Detection Strategies
- Inspect n8n access logs for dynamic-node-parameters/options calls and correlate the referenced credential IDs with the destination host.
- Compare outbound DNS and HTTP egress from the n8n host against the configured allowed-domains list, alerting on deviations.
- Hunt for newly created or recently modified low-privilege n8n users that have been granted credential read permissions.
Monitoring Recommendations
- Enable n8n audit logging and forward events to a centralized SIEM for retention and correlation.
- Place the n8n server behind an egress proxy that enforces an explicit allow-list of outbound destinations.
- Rotate any credential suspected of exposure and monitor third-party API audit logs for use from unexpected IP addresses.
How to Mitigate CVE-2026-56348
Immediate Actions Required
- Upgrade all n8n instances (Community and Enterprise) to version 2.20.0 or later.
- Rotate credentials stored in n8n if logs indicate suspicious calls to /rest/dynamic-node-parameters/options prior to patching.
- Review and tighten n8n user roles, restricting credential access to operators who genuinely require it.

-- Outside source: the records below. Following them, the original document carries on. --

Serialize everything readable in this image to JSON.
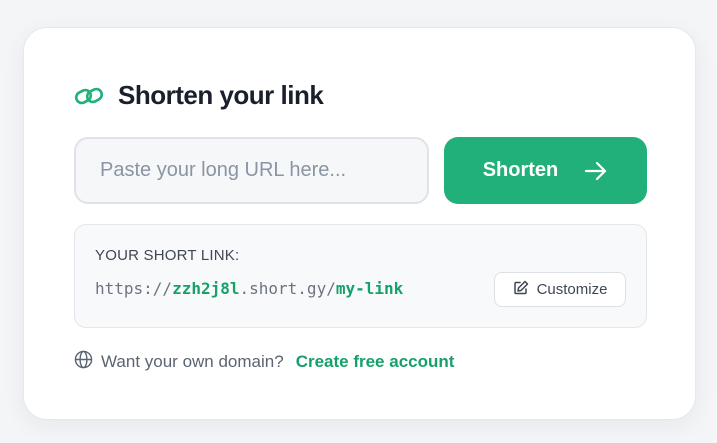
{
  "header": {
    "title": "Shorten your link",
    "icon": "link-icon"
  },
  "form": {
    "url_placeholder": "Paste your long URL here...",
    "url_value": "",
    "shorten_label": "Shorten",
    "shorten_icon": "arrow-right-icon"
  },
  "result": {
    "label": "YOUR SHORT LINK:",
    "url_prefix": "https://",
    "url_code": "zzh2j8l",
    "url_domain": ".short.gy/",
    "url_slug": "my-link",
    "customize_label": "Customize",
    "customize_icon": "edit-icon"
  },
  "footer": {
    "icon": "globe-icon",
    "prompt": "Want your own domain?",
    "link_label": "Create free account"
  },
  "colors": {
    "accent": "#22b07a",
    "accent_text": "#16a06b",
    "title": "#1a1f2b",
    "background": "#f4f5f7"
  }
}
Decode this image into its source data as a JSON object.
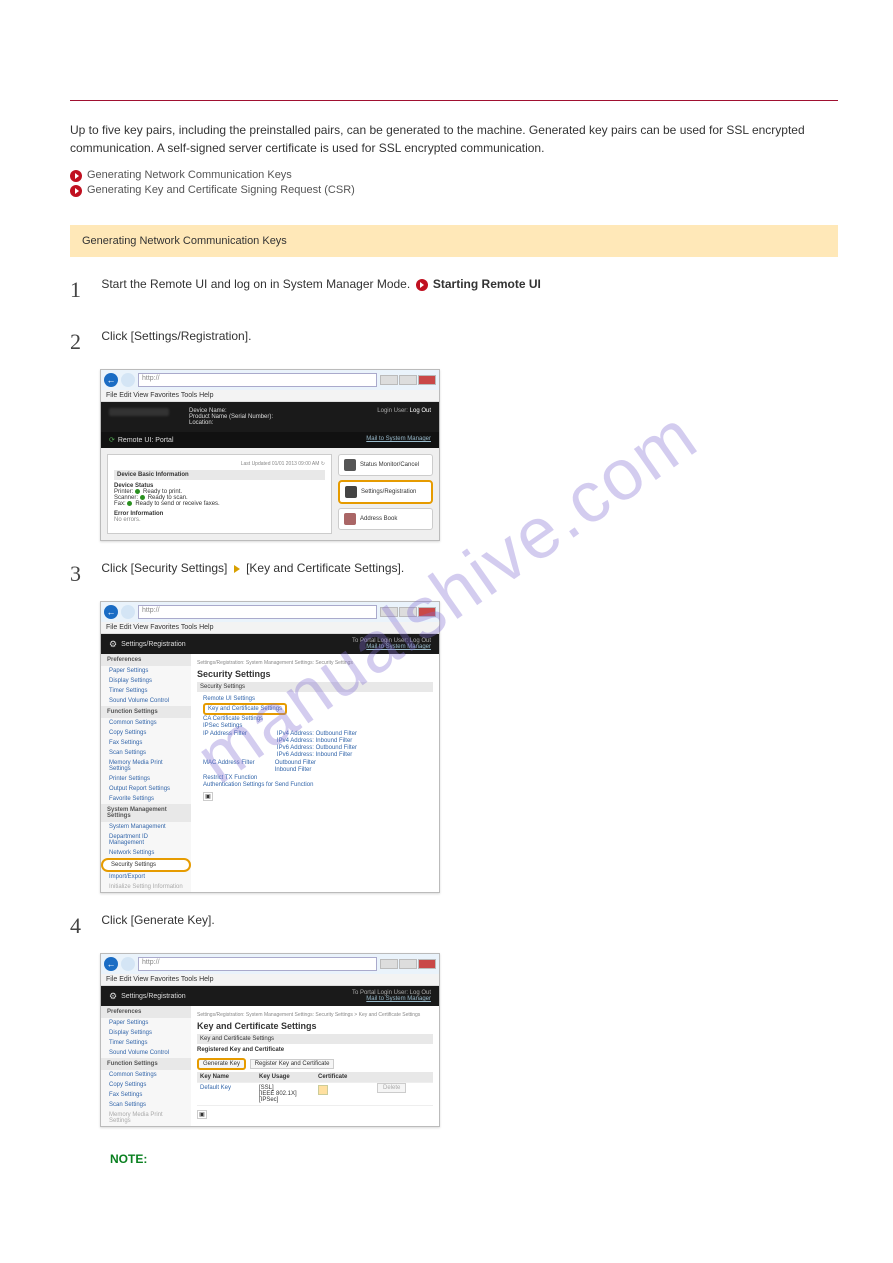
{
  "watermark": "manualshive.com",
  "intro": "Up to five key pairs, including the preinstalled pairs, can be generated to the machine. Generated key pairs can be used for SSL encrypted communication. A self-signed server certificate is used for SSL encrypted communication.",
  "bullets": [
    "Generating Network Communication Keys",
    "Generating Key and Certificate Signing Request (CSR)"
  ],
  "noteBanner": "Generating Network Communication Keys",
  "step1": {
    "num": "1",
    "pre": "Start the Remote UI and log on in System Manager Mode.",
    "link": "Starting Remote UI"
  },
  "step2": {
    "num": "2",
    "text": "Click [Settings/Registration]."
  },
  "step3": {
    "num": "3",
    "pre": "Click [Security Settings]",
    "post": "[Key and Certificate Settings]."
  },
  "step4": {
    "num": "4",
    "text": "Click [Generate Key]."
  },
  "noteLabel": "NOTE:",
  "shot1": {
    "menubar": "File  Edit  View  Favorites  Tools  Help",
    "deviceName": "Device Name:",
    "productName": "Product Name (Serial Number):",
    "location": "Location:",
    "loginUser": "Login User:",
    "logout": "Log Out",
    "portalTitle": "Remote UI: Portal",
    "mailLink": "Mail to System Manager",
    "updated": "Last Updated 01/01 2013 09:00 AM",
    "basicInfo": "Device Basic Information",
    "deviceStatus": "Device Status",
    "printer": "Printer:",
    "printerStatus": "Ready to print.",
    "scanner": "Scanner:",
    "scannerStatus": "Ready to scan.",
    "fax": "Fax:",
    "faxStatus": "Ready to send or receive faxes.",
    "errorInfo": "Error Information",
    "noErrors": "No errors.",
    "rbtn1": "Status Monitor/Cancel",
    "rbtn2": "Settings/Registration",
    "rbtn3": "Address Book"
  },
  "shot2": {
    "menubar": "File  Edit  View  Favorites  Tools  Help",
    "topright": "To Portal    Login User:    Log Out",
    "mailLink": "Mail to System Manager",
    "title": "Settings/Registration",
    "breadcrumb": "Settings/Registration: System Management Settings: Security Settings",
    "pageTitle": "Security Settings",
    "sectionSub": "Security Settings",
    "remoteUI": "Remote UI Settings",
    "keyCert": "Key and Certificate Settings",
    "caCert": "CA Certificate Settings",
    "ipsec": "IPSec Settings",
    "ipfilter": "IP Address Filter",
    "ip1": "IPv4 Address: Outbound Filter",
    "ip2": "IPv4 Address: Inbound Filter",
    "ip3": "IPv6 Address: Outbound Filter",
    "ip4": "IPv6 Address: Inbound Filter",
    "ip5": "Outbound Filter",
    "ip6": "Inbound Filter",
    "macfilter": "MAC Address Filter",
    "restrict": "Restrict TX Function",
    "auth": "Authentication Settings for Send Function",
    "side": {
      "preferences": "Preferences",
      "paper": "Paper Settings",
      "display": "Display Settings",
      "timer": "Timer Settings",
      "sound": "Sound Volume Control",
      "func": "Function Settings",
      "common": "Common Settings",
      "copy": "Copy Settings",
      "faxset": "Fax Settings",
      "scan": "Scan Settings",
      "memory": "Memory Media Print Settings",
      "printer": "Printer Settings",
      "output": "Output Report Settings",
      "favorite": "Favorite Settings",
      "sysmgmt": "System Management Settings",
      "sysmgmt2": "System Management",
      "dept": "Department ID Management",
      "network": "Network Settings",
      "security": "Security Settings",
      "import": "Import/Export",
      "init": "Initialize Setting Information"
    }
  },
  "shot3": {
    "menubar": "File  Edit  View  Favorites  Tools  Help",
    "topright": "To Portal    Login User:    Log Out",
    "mailLink": "Mail to System Manager",
    "title": "Settings/Registration",
    "breadcrumb": "Settings/Registration: System Management Settings: Security Settings > Key and Certificate Settings",
    "pageTitle": "Key and Certificate Settings",
    "sectionSub": "Key and Certificate Settings",
    "regKey": "Registered Key and Certificate",
    "genKey": "Generate Key",
    "regBtn": "Register Key and Certificate",
    "col1": "Key Name",
    "col2": "Key Usage",
    "col3": "Certificate",
    "row1name": "Default Key",
    "row1usage1": "[SSL]",
    "row1usage2": "[IEEE 802.1X]",
    "row1usage3": "[IPSec]",
    "deleteBtn": "Delete",
    "side": {
      "preferences": "Preferences",
      "paper": "Paper Settings",
      "display": "Display Settings",
      "timer": "Timer Settings",
      "sound": "Sound Volume Control",
      "func": "Function Settings",
      "common": "Common Settings",
      "copy": "Copy Settings",
      "faxset": "Fax Settings",
      "scan": "Scan Settings",
      "memory": "Memory Media Print Settings"
    }
  }
}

- Enforce strong authentication and remove unused accounts to reduce the pool of authenticated abusers.
Patch Information
n8n version 2.20.0 introduces enforcement of the Allowed HTTP Request Domains policy on the dynamic node parameters endpoint. Patch details are published in the GitHub Security Advisory GHSA-3875-8gcx-7v46. Self-hosted operators should pull the updated Docker image or npm package and restart the service after upgrade.
Workarounds
- Restrict network egress from the n8n host to an explicit list of trusted third-party API domains using a firewall or egress proxy.
- Limit access to the n8n REST API to trusted networks via reverse-proxy IP allow-listing until the upgrade is applied.

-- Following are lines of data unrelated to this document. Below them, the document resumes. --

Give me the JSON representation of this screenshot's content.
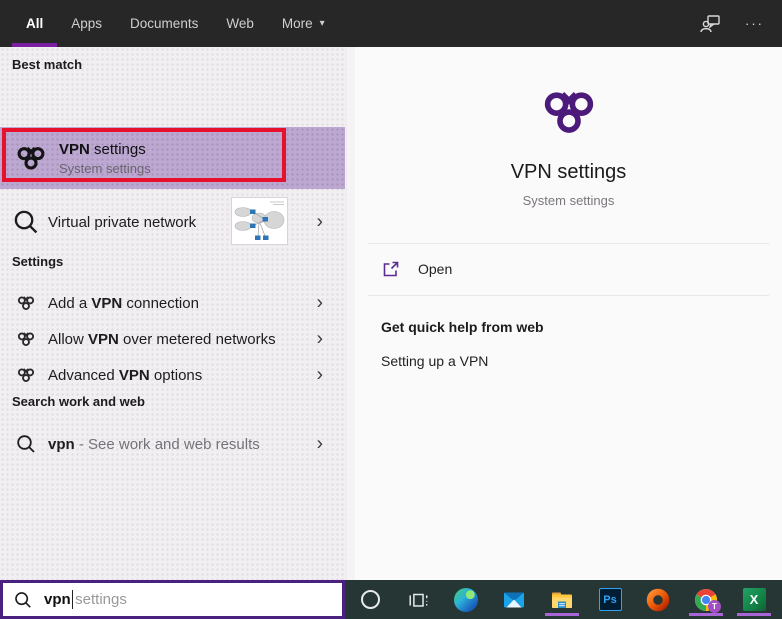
{
  "topbar": {
    "tabs": [
      {
        "label": "All"
      },
      {
        "label": "Apps"
      },
      {
        "label": "Documents"
      },
      {
        "label": "Web"
      },
      {
        "label": "More"
      }
    ],
    "more_arrow": "▾",
    "ellipsis": "···"
  },
  "left": {
    "best_match_header": "Best match",
    "best_match": {
      "title_bold": "VPN",
      "title_rest": " settings",
      "subtitle": "System settings"
    },
    "suggestion": {
      "label": "Virtual private network"
    },
    "settings_header": "Settings",
    "settings_items": [
      {
        "pre": "Add a ",
        "bold": "VPN",
        "post": " connection"
      },
      {
        "pre": "Allow ",
        "bold": "VPN",
        "post": " over metered networks"
      },
      {
        "pre": "Advanced ",
        "bold": "VPN",
        "post": " options"
      }
    ],
    "web_header": "Search work and web",
    "web_item": {
      "query": "vpn",
      "rest": " - See work and web results"
    }
  },
  "right": {
    "title": "VPN settings",
    "subtitle": "System settings",
    "open_label": "Open",
    "help_header": "Get quick help from web",
    "help_item": "Setting up a VPN"
  },
  "search": {
    "typed": "vpn",
    "suggestion": "settings"
  },
  "taskbar": {
    "photoshop_label": "Ps",
    "excel_label": "X",
    "chrome_badge": "T"
  },
  "icons": {
    "chevron_right": "›"
  },
  "colors": {
    "accent_purple": "#7a1fa2",
    "best_match_highlight": "#bca8d0",
    "annotation_red": "#e8112d",
    "vpn_icon_purple": "#4c1a7a",
    "search_border_purple": "#4a217e",
    "taskbar_bg": "#253634",
    "running_indicator": "#a765d6"
  }
}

- Reduce the number of users granted credential read or edit permissions and audit existing role assignments.
# Example egress allow-list enforcement using iptables on the n8n host
# Block all outbound HTTP/HTTPS by default, then allow approved domains via proxy
iptables -A OUTPUT -p tcp --dport 443 -d api.trusted-vendor.com -j ACCEPT
iptables -A OUTPUT -p tcp --dport 443 -j REJECT
# Verify n8n version after upgrade
npm list -g n8n
# or for Docker deployments
docker exec n8n n8n --version
Disclaimer: This content was generated using AI. While we strive for accuracy, please verify critical information with official sources.